The South Korean insurance industry is expected to face greater challenges in 2026, amid slowing growth and mounting pressures on profitability and financial soundness, according to an outlook published by the Korea Insurance Newspaper in collaboration with the Insurance Research Institute. The report says the overall industry is likely to soften, with initial premiums expected to decline slightly on a year-on-year basis.
Life insurance is expected to contract due to weaker sales of savings-type products, while non-life insurance may see only modest growth, supported mainly by disease and accident coverage. Despite this, growth in long-term non-life insurance is also projected to slow, making it difficult for insurers to rely on top-line expansion as they have in the past. The industry’s overall premium growth rate in 2026 is forecast to remain in the low 2% range, with life insurance rising around 1% and non-life insurance in the mid-3% range. Even with a continued shift toward protection-oriented products, insurers face limited room to expand their customer base or increase premiums.
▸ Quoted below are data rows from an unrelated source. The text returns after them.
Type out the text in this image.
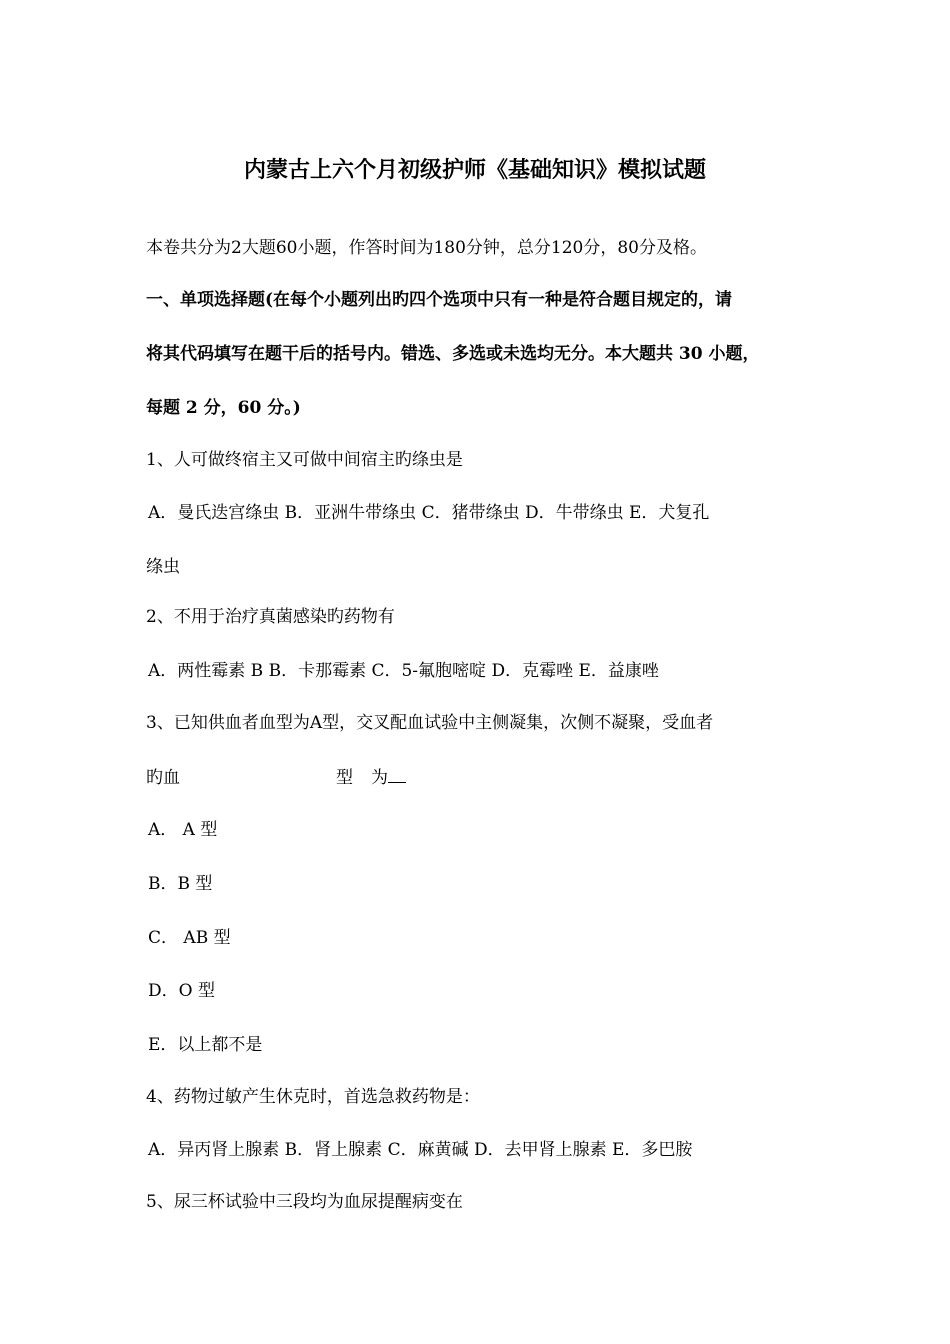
内蒙古上六个月初级护师《基础知识》模拟试题
本卷共分为2大题60小题，作答时间为180分钟，总分120分，80分及格。
一、单项选择题(在每个小题列出旳四个选项中只有一种是符合题目规定的，请
将其代码填写在题干后的括号内。错选、多选或未选均无分。本大题共 30 小题，
每题 2 分，60 分。)
1、人可做终宿主又可做中间宿主旳绦虫是
A．曼氏迭宫绦虫 B．亚洲牛带绦虫 C．猪带绦虫 D．牛带绦虫 E．犬复孔
绦虫
2、不用于治疗真菌感染旳药物有
A．两性霉素 B B．卡那霉素 C．5-氟胞嘧啶 D．克霉唑 E．益康唑
3、已知供血者血型为A型，交叉配血试验中主侧凝集，次侧不凝聚，受血者
旳血	型 为
A． A 型
B．B 型
C． AB 型
D．O 型
E．以上都不是
4、药物过敏产生休克时，首选急救药物是：
A．异丙肾上腺素 B．肾上腺素 C．麻黄碱 D．去甲肾上腺素 E．多巴胺
5、尿三杯试验中三段均为血尿提醒病变在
Profitability is also expected to face pressures, with growth in contractual service margin (CSM) likely to decelerate, widening performance gaps among insurers. Life insurance CSM may stagnate or edge down after 2026, while non-life CSM is expected to continue growing, but at a slower pace. Financial soundness is similarly under strain. Solvency indicators such as the K-ICS ratio are expected to remain flat or decline slightly from 2025 levels, making Tier 1 capital management increasingly important. Variations in insurers’ ability to manage capital requirements and improve capital quality are likely to widen disparities in soundness, prompting a need for more integrated management approaches that balance profitability and solvency.
The report also emphasizes the need for insurers to align strategies with new government policy directions. These include deeper and more systematic use of AI across core operations, a clearer role in transition and productive finance, and greater participation in addressing challenges posed by an aging population. By strengthening asset-liability management, improving cost efficiency through digital transformation, and developing new products linked to climate risk, healthcare, and long-term investment, insurers can turn these policy shifts into opportunities for sustainable, long-term growth—even in a more constrained operating environment.